Recurring subscription payments: use external service or make your own?
Billing is far more complex than people tend to believe, and much more so with subscriptions.
Remind me to never make a subscription service again.
— Jeffrey Biles (@JeffreyBiles) September 12, 2016
Subscriptions are a common business model in paid online products, especially in SaaS world. That means the customers are charged in a recurring fashion; most commonly monthly or yearly.
After you convinced your customer to enter their payment vehicle (credit card, PayPal, etc), there are two ways you can trigger acquiring currency when their payment is due:
- Use an external billing service (Braintree, Recurly, Stripe, Chedargetter,…) and let it do all the billing work. Let it charge your customers on a recurring basis and send you event notifications, which you use to update your system - prolong or expire customers’ subscription. Simple, fast, reliable, but severely limited in customization as your business needs grow.
- Also use one of the billing services*, but only manually - implement your own payment scheduler (usually with a cron job or a run loop) and bill the customers using your own server. Periodically use the payment service’s API to bill customers, and handle all the results yourself. It’s more complex and bug prone, takes more time to implement, but you’re in complete control and know exactly how your billing system works, especially when something breaks.
* assuming you’re offloading PCI responsibility to a payment processor by only storing customer tokens on your server instead of raw payment method data. Â
So, what does this recurring work actually include? The most basic flow is this: every month,
- determine payment amount depending on customer’s subscription plan,
- charge the amount using their payment method,
- update their subscription in your application’s database,
- send an invoice.
You need to decide what kind of billing mechanics your business needs.
Let’s compare both ways a little bit more in depth.
Using option 1, you populate the external service with your subscription plans, add-ons, coupons and perhaps configure trial periods. When customers subscribe to your product, your application registers them to the billing service. It takes care of deducting your customers’ money every month/year and sending it to your wallet. For every payment activity (successful charge, declined card, etc), they send an event notification, usually as HTTP requests to your API - also known as “reverse API”. You use these notifications to extend or halt your customers’ subscriptions.

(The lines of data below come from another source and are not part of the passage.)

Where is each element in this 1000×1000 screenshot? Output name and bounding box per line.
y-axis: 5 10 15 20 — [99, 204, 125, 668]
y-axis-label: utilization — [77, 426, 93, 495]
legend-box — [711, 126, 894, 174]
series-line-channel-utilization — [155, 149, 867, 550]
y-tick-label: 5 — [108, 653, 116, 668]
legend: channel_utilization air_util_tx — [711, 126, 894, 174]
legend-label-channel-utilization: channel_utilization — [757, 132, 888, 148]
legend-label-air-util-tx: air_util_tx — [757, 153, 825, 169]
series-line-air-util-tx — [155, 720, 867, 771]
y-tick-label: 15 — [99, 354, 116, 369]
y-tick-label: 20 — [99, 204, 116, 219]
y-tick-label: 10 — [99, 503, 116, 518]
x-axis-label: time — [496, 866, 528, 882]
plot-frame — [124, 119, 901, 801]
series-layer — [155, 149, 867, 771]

The main benefit here is that you spend very little time developing a billing system.
When you are just starting out, or when you’re certain your billing dynamics aren’t going to be very diverse, implementing your own billing system is most probably a waste of time. This way you usually also get some basic billing analytics with it, which is really useful for monitoring customer and revenue churn rates.
As your business grows, things can quickly get complicated.
Consider diverse subscription plans, coupons and add-ons with variable durations and prices depending on various conditions, multi-currency, multi-tenancy and dunning.
Let’s list some examples.
What if…
- a customer decides to upgrade from a monthly to a yearly subscription in the middle of the month, and you have some custom rules for a pro-rate refund?
- a coupon is valid only for an upgrade to a larger subscription?
- there is a second trial period for some customers?
- an add-on is cheaper on a larger subscription plan?
- there is a special discount for people paying with a debit visa card?
See the pattern?
In cases like this, you can’t escape having a custom tailored business logic for determining the amount to charge. As your pricing plans become more convoluted with discounting, optional add-ons and conditionals it becomes hard not just to bill, but also to keep track of activities, ordering, and reporting.
Subscription payments are one of the most delicate parts of your online business, so do your homework, because migrating to a different subscription payment implementation is distressing and expensive.